Trouble getting Pytorch to work with CUDA

Hello,

I’m running into an issue where I can’t get Pytorch with cuda support to work. I need to run a few different neural network models, but I cannot get “torch.cuda.is_avaiable()” to display “True”.
I tried running the models regardless of the “False” response, but that didn’t work (which was expected).

Specs:

  •   Running IGX-SW 1.0 Production Release
    
  •   cat /sys/class/dmi/id/bios_version:  36.3.1-gcid-36302503
    
  •   nvidia-smi:
     -           NVIDIA-SMI 535.183.01
     -           Driver version: 535.183.01
     -           CUDA Version: 12.2
    
  •   nvcc:
      -          Cuda compilation tools, release 11.5, V11.5.119
      -          Build cuda_11.5.r11.5/compiler.30672275_0
    
  •   Python version: 3.10.12
    
  •   Pytorch version: 2.0.1
    

What I’ve tried:

  • Downloading and installing Pytorch normally (using pip and the commands from their website), which didn’t work.
  • Installing and testing out a few Pytorch wheels from Nvidia’s website, which also didn’t work for both the iGPU and dGPU.
  • Updating the GPU with the ARM vBIOS, but it looks like I was already on the latest version as it took like 1 second to complete.
  • Several random potential fixes that I found online, but those didn’t work too.

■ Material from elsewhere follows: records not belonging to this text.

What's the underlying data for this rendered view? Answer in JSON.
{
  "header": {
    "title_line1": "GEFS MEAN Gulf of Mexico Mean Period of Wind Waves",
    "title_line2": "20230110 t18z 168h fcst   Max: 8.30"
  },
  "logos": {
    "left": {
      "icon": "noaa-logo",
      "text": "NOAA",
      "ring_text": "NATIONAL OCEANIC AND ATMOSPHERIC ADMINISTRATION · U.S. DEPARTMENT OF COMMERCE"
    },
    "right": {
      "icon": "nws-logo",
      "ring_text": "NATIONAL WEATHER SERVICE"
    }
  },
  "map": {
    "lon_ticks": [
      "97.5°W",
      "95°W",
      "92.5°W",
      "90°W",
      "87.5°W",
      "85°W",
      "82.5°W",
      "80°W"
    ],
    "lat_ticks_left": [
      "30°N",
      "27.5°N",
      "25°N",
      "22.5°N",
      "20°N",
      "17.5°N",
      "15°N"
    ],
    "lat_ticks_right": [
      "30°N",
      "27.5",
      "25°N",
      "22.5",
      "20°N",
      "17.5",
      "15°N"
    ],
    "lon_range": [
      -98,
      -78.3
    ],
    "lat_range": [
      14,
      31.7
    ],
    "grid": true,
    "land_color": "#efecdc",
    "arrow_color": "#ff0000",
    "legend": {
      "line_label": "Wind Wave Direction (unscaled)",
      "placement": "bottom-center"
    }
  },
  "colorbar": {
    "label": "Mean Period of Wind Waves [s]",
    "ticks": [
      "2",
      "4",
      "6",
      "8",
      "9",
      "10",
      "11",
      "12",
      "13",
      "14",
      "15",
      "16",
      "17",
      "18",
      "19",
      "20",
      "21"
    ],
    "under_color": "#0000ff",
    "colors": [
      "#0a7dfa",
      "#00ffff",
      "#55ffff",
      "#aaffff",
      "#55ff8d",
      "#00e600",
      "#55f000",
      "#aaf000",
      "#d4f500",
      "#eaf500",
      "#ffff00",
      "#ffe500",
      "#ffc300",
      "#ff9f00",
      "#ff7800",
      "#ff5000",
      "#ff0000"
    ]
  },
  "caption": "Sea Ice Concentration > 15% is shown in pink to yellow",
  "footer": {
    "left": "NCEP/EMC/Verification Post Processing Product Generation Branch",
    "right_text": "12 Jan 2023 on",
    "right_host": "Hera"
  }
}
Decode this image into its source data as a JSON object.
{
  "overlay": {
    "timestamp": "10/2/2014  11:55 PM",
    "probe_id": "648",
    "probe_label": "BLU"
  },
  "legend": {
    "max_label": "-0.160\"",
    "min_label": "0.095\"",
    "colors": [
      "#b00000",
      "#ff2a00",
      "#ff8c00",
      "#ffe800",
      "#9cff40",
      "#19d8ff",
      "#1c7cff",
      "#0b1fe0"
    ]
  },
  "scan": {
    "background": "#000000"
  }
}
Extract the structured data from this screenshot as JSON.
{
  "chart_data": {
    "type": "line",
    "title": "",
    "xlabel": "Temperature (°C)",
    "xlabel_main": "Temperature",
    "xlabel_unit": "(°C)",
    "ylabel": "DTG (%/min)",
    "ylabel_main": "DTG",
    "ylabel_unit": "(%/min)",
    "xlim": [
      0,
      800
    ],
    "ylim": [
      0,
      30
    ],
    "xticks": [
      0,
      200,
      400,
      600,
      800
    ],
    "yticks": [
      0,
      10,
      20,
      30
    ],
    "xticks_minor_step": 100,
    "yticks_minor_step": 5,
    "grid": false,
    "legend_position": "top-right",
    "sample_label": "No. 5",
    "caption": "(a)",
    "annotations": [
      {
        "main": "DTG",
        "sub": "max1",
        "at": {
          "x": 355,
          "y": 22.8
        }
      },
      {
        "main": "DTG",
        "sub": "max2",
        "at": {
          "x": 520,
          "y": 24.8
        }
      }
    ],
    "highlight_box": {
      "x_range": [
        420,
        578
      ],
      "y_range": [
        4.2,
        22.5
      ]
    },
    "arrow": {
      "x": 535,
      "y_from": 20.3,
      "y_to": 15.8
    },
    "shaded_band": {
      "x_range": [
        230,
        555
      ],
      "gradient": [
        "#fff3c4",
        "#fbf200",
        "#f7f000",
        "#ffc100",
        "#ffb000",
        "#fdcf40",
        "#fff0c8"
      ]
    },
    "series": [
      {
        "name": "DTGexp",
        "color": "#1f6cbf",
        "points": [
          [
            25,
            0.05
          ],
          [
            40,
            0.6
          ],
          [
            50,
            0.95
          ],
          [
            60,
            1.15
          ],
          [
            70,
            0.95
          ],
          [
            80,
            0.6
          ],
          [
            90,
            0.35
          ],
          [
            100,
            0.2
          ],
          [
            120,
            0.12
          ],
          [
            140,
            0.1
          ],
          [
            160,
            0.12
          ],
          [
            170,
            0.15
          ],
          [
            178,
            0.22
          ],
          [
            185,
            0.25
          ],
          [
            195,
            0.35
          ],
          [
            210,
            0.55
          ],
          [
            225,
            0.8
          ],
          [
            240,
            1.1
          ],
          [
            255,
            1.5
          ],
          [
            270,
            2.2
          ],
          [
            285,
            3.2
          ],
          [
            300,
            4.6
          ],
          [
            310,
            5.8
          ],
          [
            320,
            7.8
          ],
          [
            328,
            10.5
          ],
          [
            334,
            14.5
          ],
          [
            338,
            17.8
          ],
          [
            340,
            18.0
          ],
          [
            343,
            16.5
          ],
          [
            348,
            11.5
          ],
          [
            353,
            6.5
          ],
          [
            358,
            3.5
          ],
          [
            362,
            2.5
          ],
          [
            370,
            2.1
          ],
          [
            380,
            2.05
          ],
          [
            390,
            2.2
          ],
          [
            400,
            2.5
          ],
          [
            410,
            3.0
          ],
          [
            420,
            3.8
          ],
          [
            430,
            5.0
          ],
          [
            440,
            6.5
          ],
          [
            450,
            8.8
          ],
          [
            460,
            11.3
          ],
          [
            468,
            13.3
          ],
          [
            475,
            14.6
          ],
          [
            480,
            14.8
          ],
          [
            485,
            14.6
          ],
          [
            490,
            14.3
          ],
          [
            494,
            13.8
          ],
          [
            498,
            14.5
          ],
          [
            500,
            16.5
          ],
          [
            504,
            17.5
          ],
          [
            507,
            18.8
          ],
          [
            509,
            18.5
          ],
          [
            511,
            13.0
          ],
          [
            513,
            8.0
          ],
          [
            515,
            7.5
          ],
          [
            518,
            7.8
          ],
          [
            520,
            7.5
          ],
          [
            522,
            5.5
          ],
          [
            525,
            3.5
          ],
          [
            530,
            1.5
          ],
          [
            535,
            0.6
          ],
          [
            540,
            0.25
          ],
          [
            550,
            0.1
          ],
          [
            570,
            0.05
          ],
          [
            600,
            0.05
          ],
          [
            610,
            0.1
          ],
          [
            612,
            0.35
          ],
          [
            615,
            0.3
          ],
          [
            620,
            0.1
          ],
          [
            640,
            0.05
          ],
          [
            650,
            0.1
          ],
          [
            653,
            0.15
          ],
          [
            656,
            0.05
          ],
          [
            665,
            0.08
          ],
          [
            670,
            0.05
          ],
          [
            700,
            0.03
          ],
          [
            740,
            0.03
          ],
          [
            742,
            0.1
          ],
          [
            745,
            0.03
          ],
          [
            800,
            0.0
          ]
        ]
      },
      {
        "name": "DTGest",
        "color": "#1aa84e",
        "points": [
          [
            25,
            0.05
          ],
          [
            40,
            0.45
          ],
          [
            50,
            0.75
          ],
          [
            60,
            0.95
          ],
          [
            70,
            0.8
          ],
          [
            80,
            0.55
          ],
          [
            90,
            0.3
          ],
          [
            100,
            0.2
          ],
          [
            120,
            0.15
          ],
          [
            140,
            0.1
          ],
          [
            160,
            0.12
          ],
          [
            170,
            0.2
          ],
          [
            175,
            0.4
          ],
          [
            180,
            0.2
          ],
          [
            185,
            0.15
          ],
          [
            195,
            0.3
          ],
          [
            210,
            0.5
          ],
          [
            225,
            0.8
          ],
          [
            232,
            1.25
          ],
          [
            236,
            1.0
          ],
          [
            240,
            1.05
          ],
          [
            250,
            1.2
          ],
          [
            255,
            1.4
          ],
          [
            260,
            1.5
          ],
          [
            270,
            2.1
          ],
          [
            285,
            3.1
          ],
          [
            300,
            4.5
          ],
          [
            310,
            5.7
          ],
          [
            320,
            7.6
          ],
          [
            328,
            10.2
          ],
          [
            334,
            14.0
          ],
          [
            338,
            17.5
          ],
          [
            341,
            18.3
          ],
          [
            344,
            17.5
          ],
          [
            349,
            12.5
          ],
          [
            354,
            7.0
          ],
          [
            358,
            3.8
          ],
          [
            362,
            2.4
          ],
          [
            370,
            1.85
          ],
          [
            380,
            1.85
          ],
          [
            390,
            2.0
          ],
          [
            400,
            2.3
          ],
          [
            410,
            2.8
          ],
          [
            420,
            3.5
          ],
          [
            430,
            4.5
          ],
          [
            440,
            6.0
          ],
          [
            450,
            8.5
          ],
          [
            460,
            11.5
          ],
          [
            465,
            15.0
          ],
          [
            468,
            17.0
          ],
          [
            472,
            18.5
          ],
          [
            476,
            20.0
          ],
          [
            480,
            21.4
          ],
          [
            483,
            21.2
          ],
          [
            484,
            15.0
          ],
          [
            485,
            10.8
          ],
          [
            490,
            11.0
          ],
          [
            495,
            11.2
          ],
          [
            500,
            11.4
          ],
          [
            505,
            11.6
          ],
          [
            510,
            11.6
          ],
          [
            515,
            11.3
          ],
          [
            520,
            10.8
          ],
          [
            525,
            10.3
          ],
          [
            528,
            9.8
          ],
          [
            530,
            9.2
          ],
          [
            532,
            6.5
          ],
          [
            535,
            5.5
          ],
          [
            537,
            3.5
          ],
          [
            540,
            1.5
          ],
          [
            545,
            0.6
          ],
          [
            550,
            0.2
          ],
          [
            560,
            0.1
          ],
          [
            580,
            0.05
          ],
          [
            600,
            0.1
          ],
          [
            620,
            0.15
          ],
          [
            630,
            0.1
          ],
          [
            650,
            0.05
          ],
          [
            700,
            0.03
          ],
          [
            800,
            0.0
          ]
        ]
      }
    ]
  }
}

Things like reinstalling specific libraries, changing library versions, and such.

How I got here:

  • I installed the dGPU version of IGX OS v1.0 on our IGX Orin dev kit.
  • I then installed Pytorch using “pip3 install torch torchvision torchaudio”
  • I tried “torch import” after the installation, but I was getting an error along the lines of “libcudnn not found”.
  • After some googling, I was pointed towards installing “nvidia-cuda-toolkit”. I believe that’s why I have 2 different versions of CUDA.

Please let me know if you have any suggestions or potential fixes.
If needed, I can reflash the OS as there’s nothing of importance currently stored on the dev kit.

Thank you.